Spite Extreme Wing - Vltra
Chronique
Spite Extreme Wing Vltra
Quand je vous répète que le roster d'Avantgarde Music est aussi ultime que son service clients et ses délais d'expédition sont misérables, n'y voyez ni de la lèche, ni des paroles en l'air : Ce n'est que la vérité. Et si vous ne connaissiez pas Spite Extreme Wing avant cette chronique, attirés par les couleurs vives de cette pochette exceptionnelle, vous avez raté quelque chose. Mais rien n'est irrattrapable, bien au contraire. Entrons dans l'univers des transalpins par leur album-épitaphe, "Vltra", qui est à la fois le point culminant et le disque le plus original de leur discographie.
Car avant d'enregistrer cet album, couplant des teintes rock'n'roll irrésistibles à des embardées guitaristiques aussi solaires que somptueuses, Spite Extreme Wing officiait dans un Black Metal relativement basique, tantôt véloce ("Kosmokrator", album de vieux titres datant de 1995 à 2000), tantôt plus porté sur les ambiances martiales ("Non Dvcor, Dvco"). Mais toujours soucieux de conserver une qualité, conjuguée avec des thématiques très... borderlines. Pot-pourri de fascisme italien, de références occultes et ésotériques, le patchwork, s'il était (et est toujours) maladroit, ne gâchait en rien l'attrait des débuts du trio. Exit le douteux trop évident ("Non Dvcor, Dvco" étant uniquement basé sur la biblio d'Evola), Spite Extreme Wing veut prendre des risques et proposer quelque chose de frais. "Faire du neuf avec du vieux". Et pas à moitié !

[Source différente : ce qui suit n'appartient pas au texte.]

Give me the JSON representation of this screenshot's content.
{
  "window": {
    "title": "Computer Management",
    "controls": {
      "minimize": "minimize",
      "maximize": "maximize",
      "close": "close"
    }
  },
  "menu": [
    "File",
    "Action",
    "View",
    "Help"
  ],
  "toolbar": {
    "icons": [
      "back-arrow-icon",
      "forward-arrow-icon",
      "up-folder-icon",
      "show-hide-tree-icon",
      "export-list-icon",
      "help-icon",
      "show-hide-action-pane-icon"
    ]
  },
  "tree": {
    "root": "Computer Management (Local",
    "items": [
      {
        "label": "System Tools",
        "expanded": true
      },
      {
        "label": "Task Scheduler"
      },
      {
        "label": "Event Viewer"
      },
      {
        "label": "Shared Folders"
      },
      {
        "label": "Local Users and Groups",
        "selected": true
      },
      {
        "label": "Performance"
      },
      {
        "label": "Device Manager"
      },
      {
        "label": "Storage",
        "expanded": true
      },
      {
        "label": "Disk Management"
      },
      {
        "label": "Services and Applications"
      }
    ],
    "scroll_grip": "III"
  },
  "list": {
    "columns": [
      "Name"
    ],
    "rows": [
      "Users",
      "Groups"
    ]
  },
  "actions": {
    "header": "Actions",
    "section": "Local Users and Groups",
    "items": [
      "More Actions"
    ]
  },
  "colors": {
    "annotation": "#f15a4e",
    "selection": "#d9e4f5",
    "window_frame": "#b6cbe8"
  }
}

Incarnation parfaite de ce dicton, les cinquante-quatre minutes de cet "Vltra" ont été intégralement enregistrées avec des instruments vintage, pédales comprises, manufacturés autour de 1970. La production rend justice à leur grain très particulier, organique, aussi bien au niveau des guitares et leurs aigus (le fantastique "V") qu'à celui de la batterie, sur laquelle Francesco La Rosa montre toute l'étendue de son talent : alternant les blast-beats (jamais dans la surenchère) et les passages tout en finesse, parsemant les compositions de ghost-notes, de contretemps et de roulements, ce dernier évacue l'endurance et le pédalage forcené au profit d'une gamme de jeu impressionnante de variété. Les cordes jonglent admirablement entre le pompier de certains riffs, les plans plus dansants (l'ouverture de "II") et les parties typiquement "Black Metal". Chaque univers nourrit l'autre.

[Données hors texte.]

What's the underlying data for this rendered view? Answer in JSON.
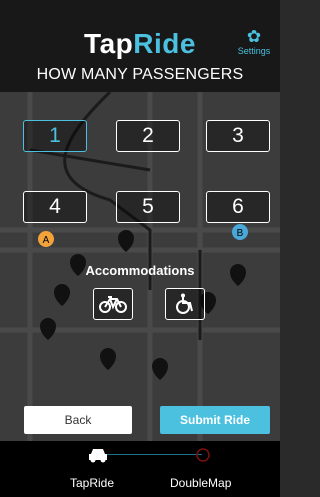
{
  "header": {
    "logo_tap": "Tap",
    "logo_ride": "Ride",
    "settings_label": "Settings",
    "subtitle": "HOW MANY PASSENGERS"
  },
  "passengers": {
    "options": [
      "1",
      "2",
      "3",
      "4",
      "5",
      "6"
    ],
    "selected": "1"
  },
  "accommodations": {
    "title": "Accommodations",
    "icons": [
      "bicycle-icon",
      "wheelchair-icon"
    ]
  },
  "actions": {
    "back_label": "Back",
    "submit_label": "Submit Ride"
  },
  "bottom_nav": {
    "tabs": [
      {
        "label": "TapRide",
        "icon": "car-icon"
      },
      {
        "label": "DoubleMap",
        "icon": "circle-icon"
      }
    ]
  },
  "map": {
    "markers": [
      "A",
      "B"
    ]
  },
  "colors": {
    "accent": "#4bc0df",
    "header_bg": "#141414",
    "bottom_bg": "#000000",
    "map_pin": "#111111",
    "map_road": "#555555",
    "marker_a": "#f2a33a",
    "marker_b": "#4aa8d8",
    "map_block": "#cccccc"
  }
}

Remontant aux sources les plus lointaines du Black Metal, les trois italiens donnent à l'auditeur ce qui devrait être la véritable définition du Black'n'Roll : mélanger la puissance de feu de l'école Norvégienne à l'amour de la vitesse propre à la scène Italienne (Le futurisme ne vient pas de La Grande Botte pour rien !), en ne négligeant jamais le sens du riff simple, mais efficace, qui fait la marque de fabrique des plus grands du Rock'n'Roll. Sans aucune forme de pression, et finalement assez logiquement, Spite Extreme Wing se paie le luxe de reprendre du Misfits dans ce qu'il a de plus enragé ("II" est une reprise de "Devilock"), assisté pour l'occasion du chanteur de Frangar, et le notoire "Helter Skelter" des Beatles en guise de fermeture. Raccord avec la quantité d'influences qui sont brassées tout au long des dix titres de "Vltra". N'y cherchez rien de sinistre, rien de typiquement Black Metal, vous resterez sur votre faim. Spite Extreme Wing, plutôt que de se séparer sur une note noire, explose (littéralement) de joie, et en musique. L'album entier est lumineux, presque joyeux, sans jamais rompre avec une certaine nostalgie - cohérente avec le sous-texte, toujours aussi limite (et limité). On tape du pied, on hoche la tête, on lève les yeux vers le ciel, les couleurs de la pochette explosent la rétine, tout comme le premier titre embrase les tympans de l'auditeur en à peine plus d'une minute. Et même si certains relents pop surprennent ("VIII"), ils fonctionnent très bien, en tant que plaisirs coupables.
"Vltra" rompt aussi bien avec les canons de la scène qu'avec ses clichés. Plus qu'une musique de mort, il est un hymne à la vie, à la fête, sans jamais cependant renier ce qui l'a fait, l'a construit. Plutôt que de coller ensemble différents styles de façon grossière, plutôt que de cabotiner en servant la même mixture que sur ses précédents disques, Spite Extreme Wing choisit de se mettre en danger, et le fait à fond : en résulte un coup de maître. A (re)découvrir sans plus tarder.